As part of the Succession Plan of the Company, Mr. Osser agreed, pursuant to an agreement dated April 6, 2021 (the “Succession Agreement”), to restructure certain of his existing agreements with the Company, which provide for additional and broader executive support, and at such time as he elects to step down as Interim Chief Executive Officer of the Company, to become the Vice Chairman of the Board of the Company.

 

With respect to Mr. Osser’s July 2017 Employment Agreement and July 2017 Consulting Agreement (each as previously disclosed), the compensation under the Employment Agreement was modified to reduce the overall compensation by $100,000 to $200,000, split equally between a cash amount and an amount in shares, and the compensation under the Consulting Agreement was increased by $100,000 to $200,000, equally split between a cash amount and an amount in shares, which shares were formerly payable under the Employment Agreement. If the Company terminates Mr.
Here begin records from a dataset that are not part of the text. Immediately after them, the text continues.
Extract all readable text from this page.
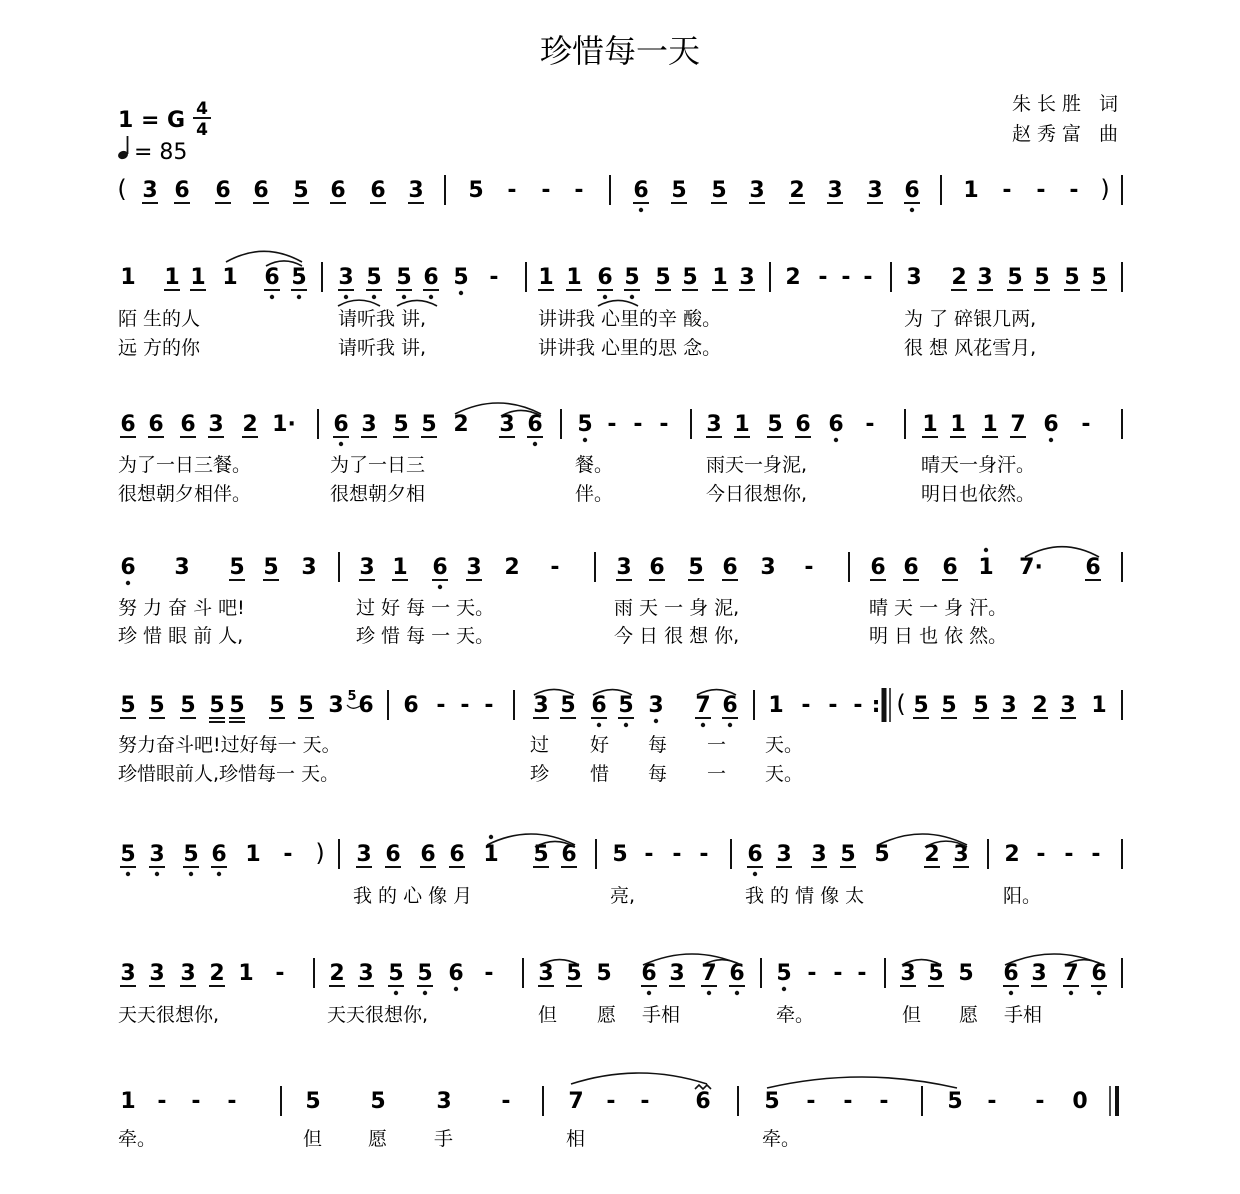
珍惜每一天
朱长胜 词
赵秀富 曲
1 = G 4
4
= 85
( 3 6 6 6 5 6 6 3 5 - - - 6 5 5 3 2 3 3 6 1 - - - )
1 1 1 1 6 5 3 5 5 6 5 - 1 1 6 5 5 5 1 3 2 - - - 3 2 3 5 5 5 5
陌 生的人	请听我 讲,	讲讲我 心里的辛 酸。	为 了 碎银几两,
远 方的你	请听我 讲,	讲讲我 心里的思 念。	很 想 风花雪月,
6 6 6 3 2 1· 6 3 5 5 2 3 6 5 - - - 3 1 5 6 6 - 1 1 1 7 6 -
为了一日三餐。	为了一日三	餐。	雨天一身泥,	晴天一身汗。
很想朝夕相伴。	很想朝夕相	伴。	今日很想你,	明日也依然。
6 3 5 5 3 3 1 6 3 2 -	3 6 5 6 3 -	6 6 6 1 7· 6
努 力 奋 斗 吧!	过 好 每 一 天。	雨 天 一 身 泥,	晴 天 一 身 汗。
珍 惜 眼 前 人,	珍 惜 每 一 天。	今 日 很 想 你,	明 日 也 依 然。
5 5 5 5 5 5 5 3 6 6 - - - 3 5 6 5 3 7 6 1 - - - : ( 5 5 5 3 2 3 1
努力奋斗吧!过好每一 天。	过 好 每 一 天。
珍惜眼前人,珍惜每一 天。	珍 惜 每 一 天。
5 3 5 6 1 - ) 3 6 6 6 1 5 6 5 - - - 6 3 3 5 5 2 3 2 - - -
我 的 心 像 月	亮,	我 的 情 像 太	阳。
3 3 3 2 1 - 2 3 5 5 6 - 3 5 5 6 3 7 6 5 - - - 3 5 5 6 3 7 6
天天很想你,	天天很想你,	但 愿 手相	牵。	但 愿 手相
1 - - -	5 5 3 -	7 - - 6 5 - - -	5 - - 0
牵。	但 愿 手	相	牵。
5
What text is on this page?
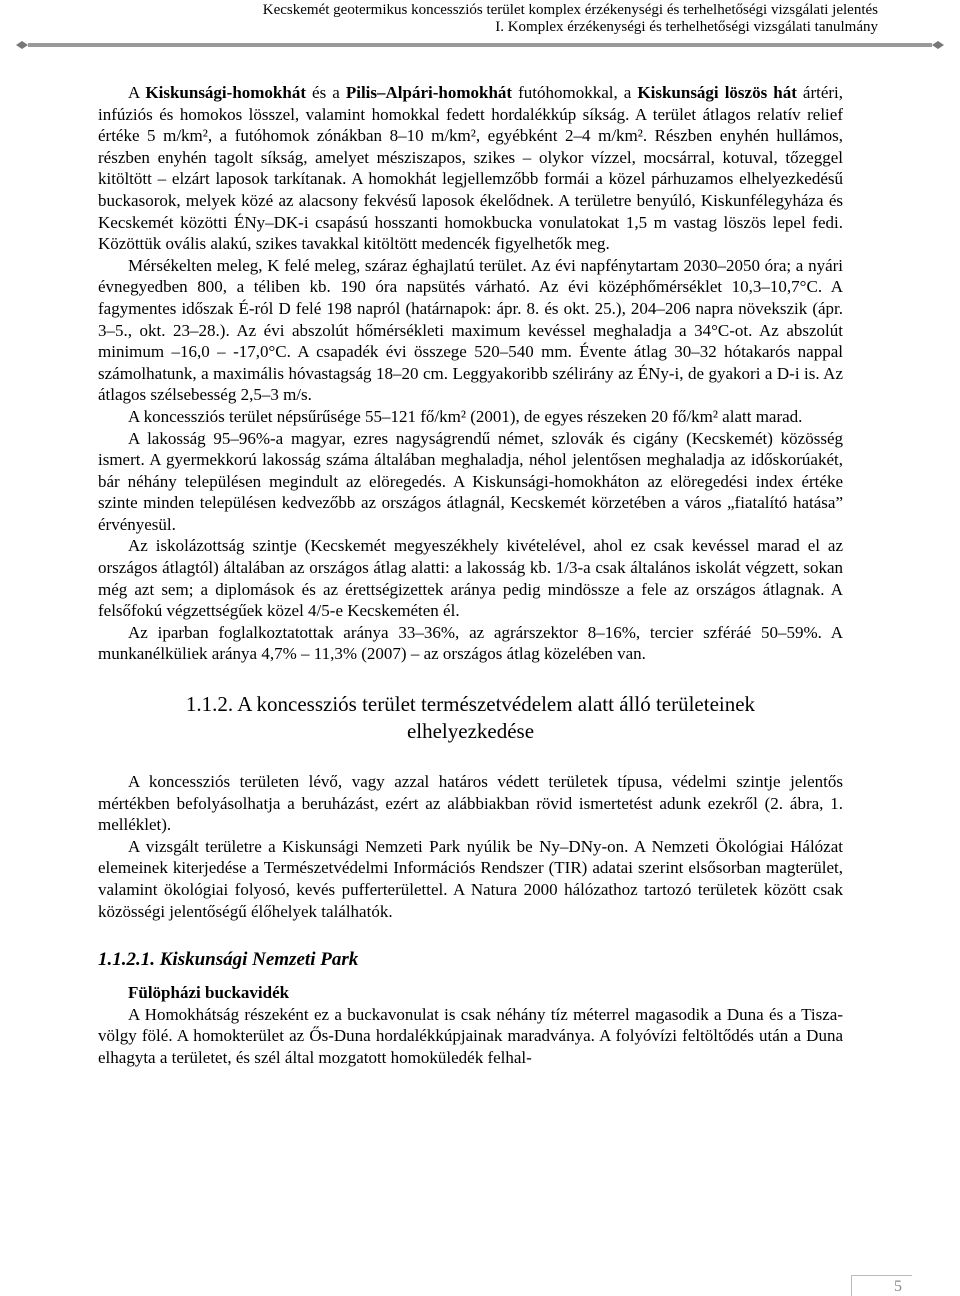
Kecskemét geotermikus koncessziós terület komplex érzékenységi és terhelhetőségi vizsgálati jelentés
I. Komplex érzékenységi és terhelhetőségi vizsgálati tanulmány

A Kiskunsági-homokhát és a Pilis–Alpári-homokhát futóhomokkal, a Kiskunsági löszös hát ártéri, infúziós és homokos lösszel, valamint homokkal fedett hordalékkúp síkság. A terület átlagos relatív relief értéke 5 m/km², a futóhomok zónákban 8–10 m/km², egyébként 2–4 m/km². Részben enyhén hullámos, részben enyhén tagolt síkság, amelyet mésziszapos, szikes – olykor vízzel, mocsárral, kotuval, tőzeggel kitöltött – elzárt laposok tarkítanak. A homokhát legjellemzőbb formái a közel párhuzamos elhelyezkedésű buckasorok, melyek közé az alacsony fekvésű laposok ékelődnek. A területre benyúló, Kiskunfélegyháza és Kecskemét közötti ÉNy–DK-i csapású hosszanti homokbucka vonulatokat 1,5 m vastag löszös lepel fedi. Közöttük ovális alakú, szikes tavakkal kitöltött medencék figyelhetők meg.

Mérsékelten meleg, K felé meleg, száraz éghajlatú terület. Az évi napfénytartam 2030–2050 óra; a nyári évnegyedben 800, a téliben kb. 190 óra napsütés várható. Az évi középhőmérséklet 10,3–10,7°C. A fagymentes időszak É-ról D felé 198 napról (határnapok: ápr. 8. és okt. 25.), 204–206 napra növekszik (ápr. 3–5., okt. 23–28.). Az évi abszolút hőmérsékleti maximum kevéssel meghaladja a 34°C-ot. Az abszolút minimum –16,0 – -17,0°C. A csapadék évi összege 520–540 mm. Évente átlag 30–32 hótakarós nappal számolhatunk, a maximális hóvastagság 18–20 cm. Leggyakoribb szélirány az ÉNy-i, de gyakori a D-i is. Az átlagos szélsebesség 2,5–3 m/s.

A koncessziós terület népsűrűsége 55–121 fő/km² (2001), de egyes részeken 20 fő/km² alatt marad.

A lakosság 95–96%-a magyar, ezres nagyságrendű német, szlovák és cigány (Kecskemét) közösség ismert. A gyermekkorú lakosság száma általában meghaladja, néhol jelentősen meghaladja az időskorúakét, bár néhány településen megindult az elöregedés. A Kiskunsági-homokháton az elöregedési index értéke szinte minden településen kedvezőbb az országos átlagnál, Kecskemét körzetében a város „fiatalító hatása” érvényesül.

Az iskolázottság szintje (Kecskemét megyeszékhely kivételével, ahol ez csak kevéssel marad el az országos átlagtól) általában az országos átlag alatti: a lakosság kb. 1/3-a csak általános iskolát végzett, sokan még azt sem; a diplomások és az érettségizettek aránya pedig mindössze a fele az országos átlagnak. A felsőfokú végzettségűek közel 4/5-e Kecskeméten él.

Az iparban foglalkoztatottak aránya 33–36%, az agrárszektor 8–16%, tercier szféráé 50–59%. A munkanélküliek aránya 4,7% – 11,3% (2007) – az országos átlag közelében van.

1.1.2. A koncessziós terület természetvédelem alatt álló területeinek
elhelyezkedése

A koncessziós területen lévő, vagy azzal határos védett területek típusa, védelmi szintje jelentős mértékben befolyásolhatja a beruházást, ezért az alábbiakban rövid ismertetést adunk ezekről (2. ábra, 1. melléklet).

A vizsgált területre a Kiskunsági Nemzeti Park nyúlik be Ny–DNy-on. A Nemzeti Ökológiai Hálózat elemeinek kiterjedése a Természetvédelmi Információs Rendszer (TIR) adatai szerint elsősorban magterület, valamint ökológiai folyosó, kevés pufferterülettel. A Natura 2000 hálózathoz tartozó területek között csak közösségi jelentőségű élőhelyek találhatók.

1.1.2.1. Kiskunsági Nemzeti Park
Fülöpházi buckavidék

A Homokhátság részeként ez a buckavonulat is csak néhány tíz méterrel magasodik a Duna és a Tisza-völgy fölé. A homokterület az Ős-Duna hordalékkúpjainak maradványa. A folyóvízi feltöltődés után a Duna elhagyta a területet, és szél által mozgatott homoküledék felhal-

5
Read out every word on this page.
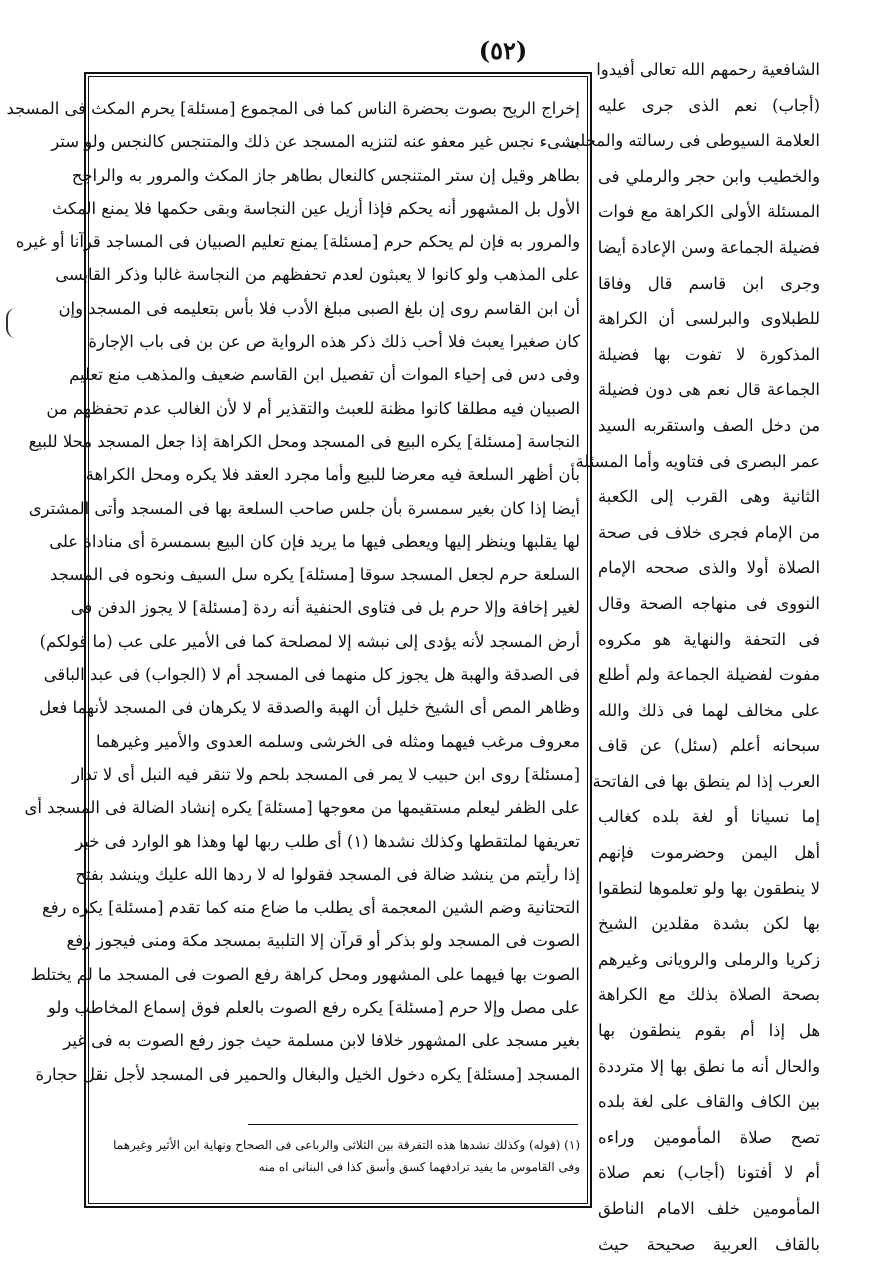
(٥٢)
الشافعية رحمهم الله تعالى أفيدوا
(أجاب) نعم الذى جرى عليه
العلامة السيوطى فى رسالته والمحلى
والخطيب وابن حجر والرملي فى
المسئلة الأولى الكراهة مع فوات
فضيلة الجماعة وسن الإعادة أيضا
وجرى ابن قاسم قال وفاقا
للطبلاوى والبرلسى أن الكراهة
المذكورة لا تفوت بها فضيلة
الجماعة قال نعم هى دون فضيلة
من دخل الصف واستقربه السيد
عمر البصرى فى فتاويه وأما المسئلة
الثانية وهى القرب إلى الكعبة
من الإمام فجرى خلاف فى صحة
الصلاة أولا والذى صححه الإمام
النووى فى منهاجه الصحة وقال
فى التحفة والنهاية هو مكروه
مفوت لفضيلة الجماعة ولم أطلع
على مخالف لهما فى ذلك والله
سبحانه أعلم (سئل) عن قاف
العرب إذا لم ينطق بها فى الفاتحة
إما نسيانا أو لغة بلده كغالب
أهل اليمن وحضرموت فإنهم
لا ينطقون بها ولو تعلموها لنطقوا
بها لكن بشدة مقلدين الشيخ
زكريا والرملى والرويانى وغيرهم
بصحة الصلاة بذلك مع الكراهة
هل إذا أم بقوم ينطقون بها
والحال أنه ما نطق بها إلا مترددة
بين الكاف والقاف على لغة بلده
تصح صلاة المأمومين وراءه
أم لا أفتونا (أجاب) نعم صلاة
المأمومين خلف الامام الناطق
بالقاف العربية صحيحة حيث
إخراج الريح بصوت بحضرة الناس كما فى المجموع [مسئلة] يحرم المكث فى المسجد
بشىء نجس غير معفو عنه لتنزيه المسجد عن ذلك والمتنجس كالنجس ولو ستر
بطاهر وقيل إن ستر المتنجس كالنعال بطاهر جاز المكث والمرور به والراجح
الأول بل المشهور أنه يحكم فإذا أزيل عين النجاسة وبقى حكمها فلا يمنع المكث
والمرور به فإن لم يحكم حرم [مسئلة] يمنع تعليم الصبيان فى المساجد قرآنا أو غيره
على المذهب ولو كانوا لا يعبثون لعدم تحفظهم من النجاسة غالبا وذكر القابسى
أن ابن القاسم روى إن بلغ الصبى مبلغ الأدب فلا بأس بتعليمه فى المسجد وإن
كان صغيرا يعبث فلا أحب ذلك ذكر هذه الرواية ص عن بن فى باب الإجارة
وفى دس فى إحياء الموات أن تفصيل ابن القاسم ضعيف والمذهب منع تعليم
الصبيان فيه مطلقا كانوا مظنة للعبث والتقذير أم لا لأن الغالب عدم تحفظهم من
النجاسة [مسئلة] يكره البيع فى المسجد ومحل الكراهة إذا جعل المسجد محلا للبيع
بأن أظهر السلعة فيه معرضا للبيع وأما مجرد العقد فلا يكره ومحل الكراهة
أيضا إذا كان بغير سمسرة بأن جلس صاحب السلعة بها فى المسجد وأتى المشترى
لها يقلبها وينظر إليها ويعطى فيها ما يريد فإن كان البيع بسمسرة أى مناداة على
السلعة حرم لجعل المسجد سوقا [مسئلة] يكره سل السيف ونحوه فى المسجد
لغير إخافة وإلا حرم بل فى فتاوى الحنفية أنه ردة [مسئلة] لا يجوز الدفن فى
أرض المسجد لأنه يؤدى إلى نبشه إلا لمصلحة كما فى الأمير على عب (ما قولكم)
فى الصدقة والهبة هل يجوز كل منهما فى المسجد أم لا (الجواب) فى عبد الباقى
وظاهر المص أى الشيخ خليل أن الهبة والصدقة لا يكرهان فى المسجد لأنهما فعل
معروف مرغب فيهما ومثله فى الخرشى وسلمه العدوى والأمير وغيرهما
[مسئلة] روى ابن حبيب لا يمر فى المسجد بلحم ولا تنقر فيه النبل أى لا تدار
على الظفر ليعلم مستقيمها من معوجها [مسئلة] يكره إنشاد الضالة فى المسجد أى
تعريفها لملتقطها وكذلك نشدها (١) أى طلب ربها لها وهذا هو الوارد فى خبر
إذا رأيتم من ينشد ضالة فى المسجد فقولوا له لا ردها الله عليك وينشد بفتح
التحتانية وضم الشين المعجمة أى يطلب ما ضاع منه كما تقدم [مسئلة] يكره رفع
الصوت فى المسجد ولو بذكر أو قرآن إلا التلبية بمسجد مكة ومنى فيجوز رفع
الصوت بها فيهما على المشهور ومحل كراهة رفع الصوت فى المسجد ما لم يختلط
على مصل وإلا حرم [مسئلة] يكره رفع الصوت بالعلم فوق إسماع المخاطب ولو
بغير مسجد على المشهور خلافا لابن مسلمة حيث جوز رفع الصوت به فى غير
المسجد [مسئلة] يكره دخول الخيل والبغال والحمير فى المسجد لأجل نقل حجارة
(١) (قوله) وكذلك نشدها هذه التفرقة بين الثلاثى والرباعى فى الصحاح ونهاية ابن الأثير وغيرهما
وفى القاموس ما يفيد ترادفهما كسق وأسق كذا فى البنانى اه منه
Osser’s employment “Without Cause,” other than due to his death or disability, or if Mr. Osser terminates his employment for “Good Reason” (both as defined in the agreement), Mr. Osser is entitled to be paid in one lump sum payment as soon as practicable following such termination: an amount equal to the aggregate present value (as determined in accordance with Section 280G(d)(4) of the Code) of all compensation pursuant to this agreement from the effective date of termination hereunder through the remainder of the Employment Term. In connection with his acceptance of the Vice Chairman position and in consideration of his services as a member of the Board and agreement to provide certain additional general consulting services, Mr. Osser was granted options to purchase 2,000,000 shares of common stock, exercisable at the fair market value of the common stock on the date of grant, vesting over the five-year period after he steps down as Interim Chief Executive Officer of the Company or ten years from the date of grant, whichever shall end first. The Company believes that the effect of such existing agreements and the Succession Agreement, all of which relate to the period after such time Mr. Osser steps down as Interim Chief Executive Officer of the Company, collectively expand Mr. Osser’s consulting to and support of the Company beyond its Chinese operations to also include its medical and other products, while enhancing the retention aspects of the Company’s relationship with Mr. Osser. On May 19, 2021, Mr. Osser resigned as Interim Chief Executive Officer of the Company and assumed the role of Vice Chairman of the Board. 

 

Compensation under the Employment Agreement and the Consulting Agreement is payable for 9.5 years from May 19, 2021. The Company recorded expenses of $200,000 related to the Employment Agreement for each of the years ended December 31, 2023 and 2022, respectively. The Company recorded expenses of $200,000 related to the Consulting Agreement for each of the years ended December 31, 2023 and 2022, respectively.